Travessia

Chove forte. A noite chegou a pouco na cidade. Numa esquina movimentada, em frente à universidade, os olhos dos carros furam com fachos de luz o rio que desce escorrendo pelo ar. O sinal amarela, avermelha, fecha. Do outro lado da larga via uns 30 estudantes começam a atravessar. Um rapaz espera, espera, espera, e como todos o ignoram também começa a travessia. Nos encontramos no meio da avenida, quando ele esbarra com o corpo e a bengala num capô de uma caminhonete que avançou para cima da faixa de segurança. Estendo a mão, seguro seu braço, volto com ele. Me pergunta que caminho faço. Vou no sentido contrário ao dele, mas quero voltar mais. Então ele insiste, diz que não precisa, que está acostumado.
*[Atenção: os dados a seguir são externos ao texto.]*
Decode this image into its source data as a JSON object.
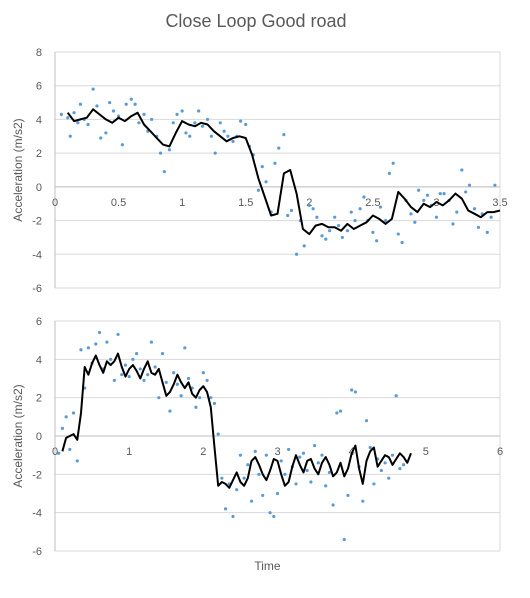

Fico olhando o jovem menino se distanciar na calçada escura, com os pés nos poços d’água, sob o barulho das buzinas e dos motores, dos pingos que espancam o chão e arrancam pedaços da laje e cheiros da terra. Muitas vozes seguem próximo a ele, mas nunca junto, nunca cruzam palavras com o caminhante, que se guia pelos sons da rua, pelos passos contados, pelas pedras que reconhece. Nem outras mãos o procuram quando ele precisa atravessar de novo, pra chegar à parada do ônibus. Fico pensando se alguém por ali fala em coisas que precisam mudar e sonha com outro mundo.

2 Comentários

  1. A vida não seria bem mais interessante se as pessoas estivessem dispostas a se ajudar, a cooperar?! Tenho certeza que sim, seria.

  2. A realidade é muito dura as vezes…mas que bom que alguns cronistas da vida nos facilitam o olhar com textos como esse. Lindo, Jefferson!